Am 28. März 2018 veröffentlicht EIOPA eine Konsultation zu den geplanten Anpassungen der Implementing Technical Standards (ITS) zum Reporting und Disclosure. Neben einigen wenigen Korrekturen von Fehlern, ist das Ziel der vorgeschlagenen Änderungen das Verständnis der aktuellen Anforderungen zu verbessern, eine konsistente Anwendung sicherzustellen sowie die Qualität der berichteten und veröffentlichten Daten zu verbessern. Die Konsultationsphase endet am 11. Mai 2018.

Bestandteil der Konsultation ist ebenfalls eine Korrektur der EIOPA Guidelines zur Finanzmarktstabilität, die sich auf das QRT S.01.01 (Content of submission) bezieht sowie neue Validierungsregeln. Die neuen Validierungen werden in die XBRL Taxonomy Version 2.3.0 mit aufgenommen, die im Juli dieses Jahres veröffentlicht werden.

BaFin Sammelverfügung zur Bedeckungsrechnung unter Solvency II

Am 19. März 2018 hat die BaFin ihre Sammelverfügung zu Berichtspflichten über die Zeitwerte, stillen Reserven und stillen Lasten der Vermögensanlagen sowie die unterjährige Bedeckung der zu schätzenden versicherungstechnischen Passiva (14. Dezember 2017) geändert. Die Sammelverfügung gilt für Versicherungsunternehmen. Ausgenommen sind Pensionskassen, kleine Versicherer sowie Versicherungsunternehmen und Einrichtungen der betrieblichen Altersversorgung (EbAV) mit Sitz außerhalb des EWR. 

Die Adressaten der Sammelverfügung müssen über die Buch- und Zeitwerte, stillen Reserven und stillen Lasten der Vermögenswerte sowie die unterjährige Bedeckung der zu schätzenden versicherungstechnischen Passiva (§§ 125, 127 Abs. 2 VAG) berichten. Die hierfür von der BaFin bereitgestellten Vordrucke (Nachweisungen 674 und 675) müssen vierteljährlich über die Melde- und Veröffentlichungsplattform der BaFin (MVP Portal) eingereicht werden. Dies gilt erstmalig zum Stichtag 30. September 2018.

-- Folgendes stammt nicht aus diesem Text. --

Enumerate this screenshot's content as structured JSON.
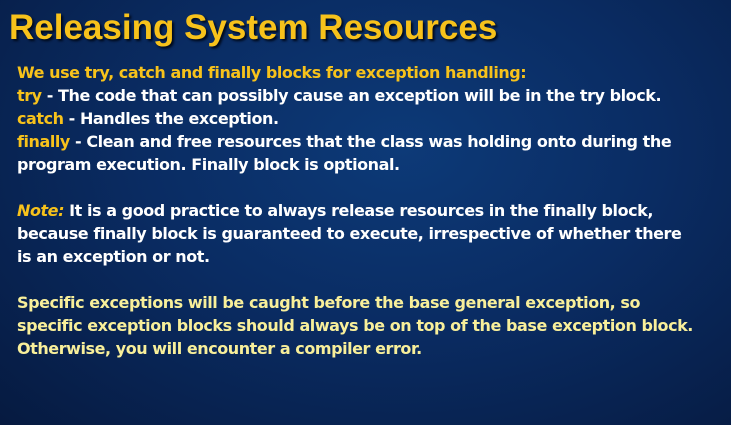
{
  "slide": {
    "title": "Releasing System Resources",
    "intro": "We use try, catch and finally blocks for exception handling:",
    "items": [
      {
        "keyword": "try",
        "text": " - The code that can possibly cause an exception will be in the try block."
      },
      {
        "keyword": "catch",
        "text": " - Handles the exception."
      },
      {
        "keyword": "finally",
        "text": " - Clean and free resources that the class was holding onto during the"
      }
    ],
    "finally_cont": "program execution. Finally block is optional.",
    "note": {
      "label": "Note:",
      "lines": [
        " It is a good practice to always release resources in the finally block,",
        "because finally block is guaranteed to execute, irrespective of whether there",
        "is an exception or not."
      ]
    },
    "specific": [
      "Specific exceptions will be caught before the base general exception, so",
      "specific exception blocks should always be on top of the base exception block.",
      "Otherwise, you will encounter a compiler error."
    ]
  },
  "colors": {
    "title": "#f7c21b",
    "keyword": "#f7c21b",
    "body": "#ffffff",
    "specific": "#f8ef9a",
    "background": "#0a2c63"
  }
}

BaFin Rundschreiben und Meldeformular zur Finanzkonglomerate-Solvabilität

Am 20. Februar 2018 hat die BaFin das Rundschreiben 04/2018 zur Finanzkonglomerate-Solvabilität sowie den Meldevordruck zum Nachweis der angemessenen Eigenmittelausstattung eines Finanzkonglomerates veröffentlicht. Die beiden veröffentlichten Dokumente waren zuvor Gegenstand einer öffentlichen Konsultation (vgl. Blog-Beitrag vom 18. Oktober 2017).

Das gemeinsam mit der Bundesbank erstellte Rundschreiben richtet sich an alle Unternehmen, die der zusätzlichen Finanzkonglomerate-Aufsicht unterliegen. Es ersetzt die Finanzkonglomerate-Solvabilitäts-Verordnung (FkSolV), die in der Zwischenzeit aufgehoben wurde, und trägt den sektorspezifischen europäischen Vorgaben aus CRR, CRD IV, Solvency II sowie den technischen Regulierungsstandards (RTS, Delegierte Verordnung (EU) Nr. 342/2014) zur Berechnung der Eigenkapitalanforderungen für Finanzkonglomerate Rechnung. Der nun durch die BaFin veröffentlichte Meldevordruck ersetzt zudem die damaligen Meldevordrucke gemäß der FkSolV.

Das aktuelle Rundschreiben adressiert insbesondere die drei durch die technischen Regulierungsstandards (RTS) definierten Berechnungsmethoden zur Finanzkonglomerate-Solvabilität und gibt Hinweise zu deren Anwendung aus Sicht der BaFin und der Bundesbank. Gegenüber der Konsultation haben sich im Rundschreiben keine wesentlichen Änderungen ergeben. Hinsichtlich des Meldevordruckes wurde ein Hinweis aufgenommen, dass es sinnvoll sein kann, den Meldevordruck individuell zu ergänzen. Dabei sollte jedoch die vorgegebene Struktur beibehalten und neu hinzugefügte Felder farblich markiert werden.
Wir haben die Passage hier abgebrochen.